Client Instruction Cybersecurity News

How to Avoid Email Scams (Seriously—Read This)

Scammers are getting slick. One of their favorite tricks is setting up fake Microsoft sign-in pages that look almost identical to the real thing. Their goal? To get you to hand over your email password without thinking twice.

If you don’t read anything else in this guide, remember this one critical rule:

👉 Never enter your work email password into any site that doesn’t start with:
https://login.microsoftonline.com

Yes, that exact URL—and nothing else—is the only thing that matters. It doesn’t matter how convincing the page looks, how real the logo appears, or how official the email seemed. If the address bar doesn’t start with that exact URL, it’s a scam.

Quick Notes:

  • These instructions are specific to Microsoft 365 email accounts. (If you’re using Gmail or another service, the advice will differ.)
  • The address can have more stuff after that, but it must start with https://login.microsoftonline.com.
  • MFA (multi-factor authentication) is great—but it won’t protect you if you hand your code over to a fake site.
  • Many scam emails come from people you do know—because they already got fooled and their accounts were hijacked.

Bottom line: Don’t trust the design. Don’t trust the sender. Trust the address bar.

One wrong click and you’re not just compromising your inbox—you’re potentially putting your entire company at risk.

Stay sharp. Scroll down to see what the real Microsoft login page looks like.

But unfortunately, it does get a little more complicated. Microsoft apps like Outlook, Teams, OneDrive, Word and Excel can also prompt you for logins so those apps can connect to Microsoft cloud based services. In that case, you’ll get a smaller login box without any address at all. All the examples below are legitimate and came from a variety of legitimate Microsoft apps. Notice there’s no address bar at the top – because these login boxes are being generated by the Microsoft apps.

Bottom line: If you have any doubt stop and reach out to us so we can confirm.

Below is an email recently received from a legitimate contact who had been scammed into giving up their own password. Unfortunately, this scam succeeded in convincing one of our customers to give up their password. On closer inspection, you can see how it would have been easy to get fooled — if you weren’t looking in the right places.
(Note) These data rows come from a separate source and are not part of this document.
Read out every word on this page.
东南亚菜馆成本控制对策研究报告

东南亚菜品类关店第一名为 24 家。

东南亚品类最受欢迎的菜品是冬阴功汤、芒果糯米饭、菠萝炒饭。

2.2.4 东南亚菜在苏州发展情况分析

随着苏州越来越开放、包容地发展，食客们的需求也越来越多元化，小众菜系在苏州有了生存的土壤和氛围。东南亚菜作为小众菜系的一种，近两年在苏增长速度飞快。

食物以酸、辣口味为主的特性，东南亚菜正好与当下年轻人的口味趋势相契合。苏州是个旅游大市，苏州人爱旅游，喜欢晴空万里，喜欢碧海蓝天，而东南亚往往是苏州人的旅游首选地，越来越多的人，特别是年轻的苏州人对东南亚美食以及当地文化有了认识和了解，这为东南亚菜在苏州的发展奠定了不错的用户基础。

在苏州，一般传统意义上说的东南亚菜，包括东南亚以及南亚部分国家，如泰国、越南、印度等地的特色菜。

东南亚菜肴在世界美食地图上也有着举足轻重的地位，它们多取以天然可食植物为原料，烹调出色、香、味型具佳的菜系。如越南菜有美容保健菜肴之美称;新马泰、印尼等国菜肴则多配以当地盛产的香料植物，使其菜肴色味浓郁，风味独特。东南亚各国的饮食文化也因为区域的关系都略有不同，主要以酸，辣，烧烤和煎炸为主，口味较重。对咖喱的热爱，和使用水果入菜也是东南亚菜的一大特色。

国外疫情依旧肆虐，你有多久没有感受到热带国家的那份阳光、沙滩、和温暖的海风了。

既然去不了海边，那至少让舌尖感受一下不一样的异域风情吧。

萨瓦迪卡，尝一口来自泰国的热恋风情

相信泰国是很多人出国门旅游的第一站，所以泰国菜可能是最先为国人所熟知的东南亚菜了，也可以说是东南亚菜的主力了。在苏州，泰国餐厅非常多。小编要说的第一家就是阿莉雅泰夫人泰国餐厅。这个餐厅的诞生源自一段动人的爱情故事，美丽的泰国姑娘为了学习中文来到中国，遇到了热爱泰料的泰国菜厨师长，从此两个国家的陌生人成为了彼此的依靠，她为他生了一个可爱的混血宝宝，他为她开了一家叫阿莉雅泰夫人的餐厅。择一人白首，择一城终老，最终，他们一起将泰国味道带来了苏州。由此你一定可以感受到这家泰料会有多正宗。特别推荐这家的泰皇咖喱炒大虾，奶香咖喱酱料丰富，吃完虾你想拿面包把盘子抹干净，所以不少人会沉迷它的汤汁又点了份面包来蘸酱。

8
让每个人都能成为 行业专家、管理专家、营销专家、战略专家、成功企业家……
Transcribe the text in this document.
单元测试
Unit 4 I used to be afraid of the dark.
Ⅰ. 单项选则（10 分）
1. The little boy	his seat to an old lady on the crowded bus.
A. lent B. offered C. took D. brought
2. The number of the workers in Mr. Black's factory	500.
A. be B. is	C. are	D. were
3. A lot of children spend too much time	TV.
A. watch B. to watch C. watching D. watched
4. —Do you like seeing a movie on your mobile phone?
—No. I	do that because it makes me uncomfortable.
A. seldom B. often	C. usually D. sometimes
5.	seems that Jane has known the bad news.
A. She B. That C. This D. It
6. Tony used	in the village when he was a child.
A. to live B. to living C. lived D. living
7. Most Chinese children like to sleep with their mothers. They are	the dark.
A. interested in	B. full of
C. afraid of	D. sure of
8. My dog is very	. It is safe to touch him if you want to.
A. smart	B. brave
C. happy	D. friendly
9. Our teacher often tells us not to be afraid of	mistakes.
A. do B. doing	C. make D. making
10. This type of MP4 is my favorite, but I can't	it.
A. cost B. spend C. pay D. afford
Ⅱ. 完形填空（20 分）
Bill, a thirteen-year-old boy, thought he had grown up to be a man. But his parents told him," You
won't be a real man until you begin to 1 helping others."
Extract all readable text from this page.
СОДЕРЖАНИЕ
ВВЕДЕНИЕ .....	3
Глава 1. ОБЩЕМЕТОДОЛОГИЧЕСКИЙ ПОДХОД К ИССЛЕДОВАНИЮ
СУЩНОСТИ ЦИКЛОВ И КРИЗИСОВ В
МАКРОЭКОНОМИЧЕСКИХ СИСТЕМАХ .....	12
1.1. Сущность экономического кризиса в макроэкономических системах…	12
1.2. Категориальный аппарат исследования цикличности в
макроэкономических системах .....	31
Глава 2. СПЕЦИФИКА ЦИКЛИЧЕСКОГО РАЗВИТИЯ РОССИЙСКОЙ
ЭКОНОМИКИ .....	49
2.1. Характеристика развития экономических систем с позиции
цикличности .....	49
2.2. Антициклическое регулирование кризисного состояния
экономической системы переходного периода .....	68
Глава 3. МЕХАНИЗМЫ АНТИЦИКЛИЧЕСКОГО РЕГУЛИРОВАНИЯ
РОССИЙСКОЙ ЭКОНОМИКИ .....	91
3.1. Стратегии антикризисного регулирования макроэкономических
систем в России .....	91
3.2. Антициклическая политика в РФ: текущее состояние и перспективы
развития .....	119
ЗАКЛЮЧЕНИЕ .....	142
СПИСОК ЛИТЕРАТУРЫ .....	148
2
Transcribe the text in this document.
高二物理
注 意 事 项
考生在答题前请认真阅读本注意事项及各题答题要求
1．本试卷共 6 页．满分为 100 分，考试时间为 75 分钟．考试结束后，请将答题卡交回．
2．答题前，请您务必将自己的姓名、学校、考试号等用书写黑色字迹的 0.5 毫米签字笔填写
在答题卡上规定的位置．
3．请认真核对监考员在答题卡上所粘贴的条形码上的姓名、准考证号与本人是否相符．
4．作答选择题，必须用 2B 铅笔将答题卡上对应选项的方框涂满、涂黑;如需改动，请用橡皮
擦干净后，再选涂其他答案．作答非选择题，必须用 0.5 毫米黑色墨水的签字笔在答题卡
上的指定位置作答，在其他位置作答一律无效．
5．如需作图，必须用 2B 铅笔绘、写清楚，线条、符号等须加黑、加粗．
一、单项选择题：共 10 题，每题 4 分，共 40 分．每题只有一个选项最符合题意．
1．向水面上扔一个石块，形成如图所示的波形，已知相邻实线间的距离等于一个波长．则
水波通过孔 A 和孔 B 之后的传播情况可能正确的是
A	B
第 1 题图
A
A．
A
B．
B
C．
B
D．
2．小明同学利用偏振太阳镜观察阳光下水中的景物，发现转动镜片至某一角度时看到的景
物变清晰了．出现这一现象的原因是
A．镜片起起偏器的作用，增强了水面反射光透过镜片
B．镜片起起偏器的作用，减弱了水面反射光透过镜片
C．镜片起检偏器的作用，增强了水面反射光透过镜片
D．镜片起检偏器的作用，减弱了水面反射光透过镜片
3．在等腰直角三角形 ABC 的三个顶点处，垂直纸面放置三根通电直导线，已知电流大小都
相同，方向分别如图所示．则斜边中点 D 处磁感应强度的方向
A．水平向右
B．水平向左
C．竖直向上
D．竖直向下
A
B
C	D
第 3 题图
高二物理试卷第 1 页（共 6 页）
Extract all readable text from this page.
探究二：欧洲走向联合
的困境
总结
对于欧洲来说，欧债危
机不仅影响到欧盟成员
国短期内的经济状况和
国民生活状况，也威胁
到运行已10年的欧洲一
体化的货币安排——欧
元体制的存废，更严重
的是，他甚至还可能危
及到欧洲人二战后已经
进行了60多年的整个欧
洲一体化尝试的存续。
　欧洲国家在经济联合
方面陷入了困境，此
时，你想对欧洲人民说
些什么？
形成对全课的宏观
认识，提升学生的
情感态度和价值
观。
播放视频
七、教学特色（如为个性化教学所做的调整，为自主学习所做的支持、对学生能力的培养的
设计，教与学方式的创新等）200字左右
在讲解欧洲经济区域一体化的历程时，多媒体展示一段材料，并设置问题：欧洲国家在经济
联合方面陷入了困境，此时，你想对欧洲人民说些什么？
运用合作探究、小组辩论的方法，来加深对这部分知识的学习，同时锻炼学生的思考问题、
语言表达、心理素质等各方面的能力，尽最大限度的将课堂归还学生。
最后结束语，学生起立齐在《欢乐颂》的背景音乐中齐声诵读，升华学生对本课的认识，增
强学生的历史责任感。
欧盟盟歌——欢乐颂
On first glance, the email looks somewhat convincing. It came from someone familiar to the recipient. It had the recipient’s name in the body of the email. The wording is suspicious, as is the case in many scam emails. But without reading it closely, that might not stand out. The “review” PDF file opens to a third-party site which should have been the first big red flag. But you’d have to look at the website address to realize that. When it then opens to a (fake) Microsoft login page, that should have set off major alarms. A logical first question would be: Why do I have to sign into my email account to open this PDF file that I didn’t even ask for to begin with? And here’s where our earlier most important thing to remember could have saved the day. The address of the (fake) Microsoft login page was obviously not legitimate Microsoft. Not even close. ALWAYS check the address of any website before you start typing your email password. Almost always, it will be clearly evident whether it’s legit Microsoft or some fake phishing scam site trying to steal your password. STOP before you TYPE.

The first leg of the scam takes you to a website posing as legit storage for an Adobe PDF file you’re asked to review.

From there you’re taken to the fake Microsoft login page. This is where you can save yourself by simply looking at the address at the top of the page. If you rush on past and start entering your info, you’re well on your way to being scammed. If you enter your email password and authentication code, you’re fully scammed.